Ahora la vida de Katchadjian (arréglenselas como puedan para pronunciar este paisaje oriental) se debe encontrar en un impasse místico, pues ha publicado en la editorial barcelonesa Hurtado & Ortega Qué hacer y Tres cuentos espirituales, lecturas que recomendamos a los guionistas de Netflix y plataformas similares con el objetivo de poner un poco de onirismo en su existencia en serie.

En Qué hacer los dos protagonistas, el narrador y Alberto, reviven cincuenta veces el mismo sueño –por llamarlo de alguna forma–, como si fuera El Día de la marmota dirigido por Salvador Dalí. Dan clases en una universidad inglesa con un alumno que mide dos metros y medio o tres metros dependiendo del momento; hablan de relaciones entre Boecio y el sistema binario sumerio (o de cualquier otra relación imposible); aparece una vieja y al narrador la cabeza cada vez se le hace más grande; luego están en un puente que luego es un barco y luego un puente de nuevo, y acaban con algún extraño suceso que implica un trapo viejo (o no). “¿Dalí es más pintor o más dibujante?”, le preguntaron un día al artista ampurdanés, y respondió: “Dalí es so-bre to-do ge-nial”. Pues eso, Katchadjian es sobre todo genial porque no sabemos muy bien qué hace, pero seguimos leyendo como una bola que cae por las escaleras (pero una de esas escaleras tipo Escher, que no acaban de subir ni de bajar).

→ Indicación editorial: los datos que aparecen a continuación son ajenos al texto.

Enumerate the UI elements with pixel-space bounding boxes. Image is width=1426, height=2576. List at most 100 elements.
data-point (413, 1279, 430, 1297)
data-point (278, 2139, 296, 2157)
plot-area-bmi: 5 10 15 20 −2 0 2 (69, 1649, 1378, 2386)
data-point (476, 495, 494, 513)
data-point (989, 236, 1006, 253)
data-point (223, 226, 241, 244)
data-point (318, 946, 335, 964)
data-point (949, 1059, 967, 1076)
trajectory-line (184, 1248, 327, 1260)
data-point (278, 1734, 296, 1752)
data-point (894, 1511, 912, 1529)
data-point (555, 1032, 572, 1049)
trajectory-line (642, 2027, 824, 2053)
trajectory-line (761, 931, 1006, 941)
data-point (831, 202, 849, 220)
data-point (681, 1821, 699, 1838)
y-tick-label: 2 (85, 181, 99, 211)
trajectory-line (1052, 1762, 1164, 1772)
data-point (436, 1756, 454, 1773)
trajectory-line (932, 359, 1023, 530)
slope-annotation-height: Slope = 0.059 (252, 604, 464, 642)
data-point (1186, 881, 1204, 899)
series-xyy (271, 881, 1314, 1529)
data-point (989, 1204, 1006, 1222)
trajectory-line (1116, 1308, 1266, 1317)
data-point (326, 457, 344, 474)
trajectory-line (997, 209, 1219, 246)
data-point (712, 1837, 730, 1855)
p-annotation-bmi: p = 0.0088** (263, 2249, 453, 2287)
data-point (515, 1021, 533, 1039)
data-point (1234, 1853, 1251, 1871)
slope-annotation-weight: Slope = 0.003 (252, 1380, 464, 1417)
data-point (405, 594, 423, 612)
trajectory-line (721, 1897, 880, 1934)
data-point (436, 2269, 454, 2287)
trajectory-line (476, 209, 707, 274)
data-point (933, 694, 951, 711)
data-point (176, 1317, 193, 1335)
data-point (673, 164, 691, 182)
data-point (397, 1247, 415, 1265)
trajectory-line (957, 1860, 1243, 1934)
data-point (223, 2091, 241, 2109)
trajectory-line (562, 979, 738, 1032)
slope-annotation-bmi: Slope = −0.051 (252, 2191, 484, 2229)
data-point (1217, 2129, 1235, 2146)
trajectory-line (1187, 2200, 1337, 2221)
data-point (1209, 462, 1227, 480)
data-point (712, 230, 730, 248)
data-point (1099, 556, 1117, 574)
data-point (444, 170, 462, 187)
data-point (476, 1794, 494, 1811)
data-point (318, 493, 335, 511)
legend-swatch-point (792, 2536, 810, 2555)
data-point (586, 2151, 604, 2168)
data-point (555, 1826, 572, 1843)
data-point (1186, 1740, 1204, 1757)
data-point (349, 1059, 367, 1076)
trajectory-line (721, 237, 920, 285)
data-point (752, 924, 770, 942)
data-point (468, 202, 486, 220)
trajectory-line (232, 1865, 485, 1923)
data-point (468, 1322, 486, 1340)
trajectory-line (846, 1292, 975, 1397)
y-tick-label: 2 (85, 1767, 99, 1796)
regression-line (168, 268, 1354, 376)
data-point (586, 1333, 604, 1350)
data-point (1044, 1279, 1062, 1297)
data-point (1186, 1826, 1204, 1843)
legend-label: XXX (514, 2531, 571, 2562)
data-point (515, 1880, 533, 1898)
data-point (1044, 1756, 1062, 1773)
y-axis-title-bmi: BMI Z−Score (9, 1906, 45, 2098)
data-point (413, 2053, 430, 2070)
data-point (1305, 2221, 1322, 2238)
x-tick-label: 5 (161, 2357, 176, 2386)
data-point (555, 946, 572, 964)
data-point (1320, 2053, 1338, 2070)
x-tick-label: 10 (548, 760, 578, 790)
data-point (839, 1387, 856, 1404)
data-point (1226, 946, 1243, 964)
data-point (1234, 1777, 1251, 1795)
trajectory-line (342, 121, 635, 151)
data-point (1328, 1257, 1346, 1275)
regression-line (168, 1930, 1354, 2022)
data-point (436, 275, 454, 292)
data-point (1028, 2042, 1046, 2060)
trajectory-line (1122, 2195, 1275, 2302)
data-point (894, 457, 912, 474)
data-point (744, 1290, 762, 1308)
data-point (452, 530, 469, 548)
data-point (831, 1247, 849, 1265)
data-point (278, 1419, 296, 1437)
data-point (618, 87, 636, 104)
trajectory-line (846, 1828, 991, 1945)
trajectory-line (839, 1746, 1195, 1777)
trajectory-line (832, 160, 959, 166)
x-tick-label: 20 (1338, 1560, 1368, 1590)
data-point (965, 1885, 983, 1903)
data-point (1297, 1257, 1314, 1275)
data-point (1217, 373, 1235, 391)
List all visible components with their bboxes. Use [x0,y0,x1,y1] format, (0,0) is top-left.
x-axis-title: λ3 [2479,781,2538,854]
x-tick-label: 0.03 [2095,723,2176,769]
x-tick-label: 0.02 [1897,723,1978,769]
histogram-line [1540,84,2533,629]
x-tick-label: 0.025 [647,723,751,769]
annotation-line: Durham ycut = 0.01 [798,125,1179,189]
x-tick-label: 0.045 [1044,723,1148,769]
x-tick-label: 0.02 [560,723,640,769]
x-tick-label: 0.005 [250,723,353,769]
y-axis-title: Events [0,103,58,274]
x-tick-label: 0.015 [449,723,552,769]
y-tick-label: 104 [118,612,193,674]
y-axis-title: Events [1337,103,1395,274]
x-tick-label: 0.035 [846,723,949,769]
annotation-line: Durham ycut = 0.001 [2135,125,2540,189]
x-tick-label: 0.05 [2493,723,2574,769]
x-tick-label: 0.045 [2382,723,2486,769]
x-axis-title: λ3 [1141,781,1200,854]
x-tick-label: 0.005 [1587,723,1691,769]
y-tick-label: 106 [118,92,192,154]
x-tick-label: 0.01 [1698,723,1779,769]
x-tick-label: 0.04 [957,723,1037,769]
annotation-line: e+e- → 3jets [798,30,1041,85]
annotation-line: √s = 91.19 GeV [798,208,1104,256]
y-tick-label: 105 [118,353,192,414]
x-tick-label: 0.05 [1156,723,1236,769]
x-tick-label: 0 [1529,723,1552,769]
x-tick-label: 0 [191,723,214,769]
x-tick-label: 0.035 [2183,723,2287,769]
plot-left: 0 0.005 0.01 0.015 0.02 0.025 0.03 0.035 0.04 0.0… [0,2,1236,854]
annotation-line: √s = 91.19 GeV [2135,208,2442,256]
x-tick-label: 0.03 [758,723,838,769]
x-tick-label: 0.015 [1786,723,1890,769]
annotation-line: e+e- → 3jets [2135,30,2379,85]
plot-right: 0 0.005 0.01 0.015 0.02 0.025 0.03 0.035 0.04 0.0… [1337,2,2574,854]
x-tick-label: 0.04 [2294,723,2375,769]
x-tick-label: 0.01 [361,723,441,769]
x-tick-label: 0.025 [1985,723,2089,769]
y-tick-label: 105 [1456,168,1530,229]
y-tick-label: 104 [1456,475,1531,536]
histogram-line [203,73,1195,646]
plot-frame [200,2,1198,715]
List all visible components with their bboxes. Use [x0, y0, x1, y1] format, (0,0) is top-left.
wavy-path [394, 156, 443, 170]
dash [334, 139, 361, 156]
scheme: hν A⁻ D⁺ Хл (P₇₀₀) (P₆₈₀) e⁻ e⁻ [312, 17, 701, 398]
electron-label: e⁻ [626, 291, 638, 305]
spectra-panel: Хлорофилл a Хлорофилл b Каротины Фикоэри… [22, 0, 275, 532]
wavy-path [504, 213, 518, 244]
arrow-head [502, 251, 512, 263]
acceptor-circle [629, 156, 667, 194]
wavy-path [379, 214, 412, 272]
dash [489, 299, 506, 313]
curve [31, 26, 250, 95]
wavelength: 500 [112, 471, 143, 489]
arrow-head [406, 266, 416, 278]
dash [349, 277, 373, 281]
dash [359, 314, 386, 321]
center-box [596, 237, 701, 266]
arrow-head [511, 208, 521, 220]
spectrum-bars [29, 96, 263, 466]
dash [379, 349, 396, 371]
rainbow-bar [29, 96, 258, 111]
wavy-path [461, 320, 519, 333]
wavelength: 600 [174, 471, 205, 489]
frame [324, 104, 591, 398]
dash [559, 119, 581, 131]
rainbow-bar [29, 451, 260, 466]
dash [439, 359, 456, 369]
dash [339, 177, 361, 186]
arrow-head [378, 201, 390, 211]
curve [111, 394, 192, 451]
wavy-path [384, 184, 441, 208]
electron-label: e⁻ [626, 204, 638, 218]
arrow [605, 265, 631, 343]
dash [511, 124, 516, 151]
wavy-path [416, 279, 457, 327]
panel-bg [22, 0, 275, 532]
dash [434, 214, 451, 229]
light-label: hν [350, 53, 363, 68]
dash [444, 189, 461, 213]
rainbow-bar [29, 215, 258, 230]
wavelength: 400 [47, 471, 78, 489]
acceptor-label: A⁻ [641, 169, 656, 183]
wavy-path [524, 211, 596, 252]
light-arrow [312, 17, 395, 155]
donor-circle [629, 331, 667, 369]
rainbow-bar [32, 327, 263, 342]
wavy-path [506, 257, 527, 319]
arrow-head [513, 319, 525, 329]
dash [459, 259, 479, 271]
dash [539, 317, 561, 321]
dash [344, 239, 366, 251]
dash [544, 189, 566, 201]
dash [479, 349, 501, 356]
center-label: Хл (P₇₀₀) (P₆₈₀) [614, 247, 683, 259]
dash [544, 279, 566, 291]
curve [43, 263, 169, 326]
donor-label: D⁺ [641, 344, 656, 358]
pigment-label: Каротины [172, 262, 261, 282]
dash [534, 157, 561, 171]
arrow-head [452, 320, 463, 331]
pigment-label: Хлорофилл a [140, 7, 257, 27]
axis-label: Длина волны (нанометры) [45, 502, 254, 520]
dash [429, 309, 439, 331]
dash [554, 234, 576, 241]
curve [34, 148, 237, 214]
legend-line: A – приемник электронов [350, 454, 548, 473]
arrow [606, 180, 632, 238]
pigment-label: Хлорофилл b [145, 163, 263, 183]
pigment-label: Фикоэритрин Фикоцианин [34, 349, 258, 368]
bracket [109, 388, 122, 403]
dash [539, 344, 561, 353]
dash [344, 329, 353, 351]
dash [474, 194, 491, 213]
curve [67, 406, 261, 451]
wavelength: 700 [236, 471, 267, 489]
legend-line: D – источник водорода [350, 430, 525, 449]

En Tres cuentos espirituales se confirma la sensación de que no es casualidad que Mario Levrero (¿cómo? ¿hay que decir quién es Mario Levrero?) sea uruguayo y que sus ondas tímbricas hayan llegado a la orilla de Buenos Aires para hacer vibrar las neuronas de Katchadjian con una especie de realismo onírico. Tres relatos que se resisten a cualquier sinopsis y que el mismo autor reconoce en el prólogo que son tres y que son cuentos, pero que no sabe muy bien por qué son espirituales. Un sabio que aparece en el primero, “Informe sobre la muerte del poeta”, dice: “No entender es otra virtud”, pero lo que ocurre con los textos de Katchadjian no es que no se entiendan, sino que no se acaban de entender, lo cual es como decir que no se acaban de leer, lo cual es como decir que siempre estaremos leyendo a Pablo Katchadjian. Nos recuerdan a mundos aparte, como el de Claus y Lucas de Agota Kristof o el de La mort i la primavera de Mercè Rodoreda, pero sin tener nada que ver.

Es una suerte, por lo tanto, que Hurtado & Ortega se arriesgue en este tipo de empresas imposibles y anuncie la Biblioteca K, donde publicará todas las obras de Katchadjian, una biblioteca, advertimos, de la que será improbable salir porque la cabeza se nos habrá hecho demasiado grande, tan grande que incluso cabrá en ella el poeta Nicanor Parra recitando: “Lo que yo necesito urgentemente es una María Kodama que ordene mi biblioteca”.

Qué hacer y Tres cuentos espirituales, Pablo Katchadjian, Hurtado & Ortega.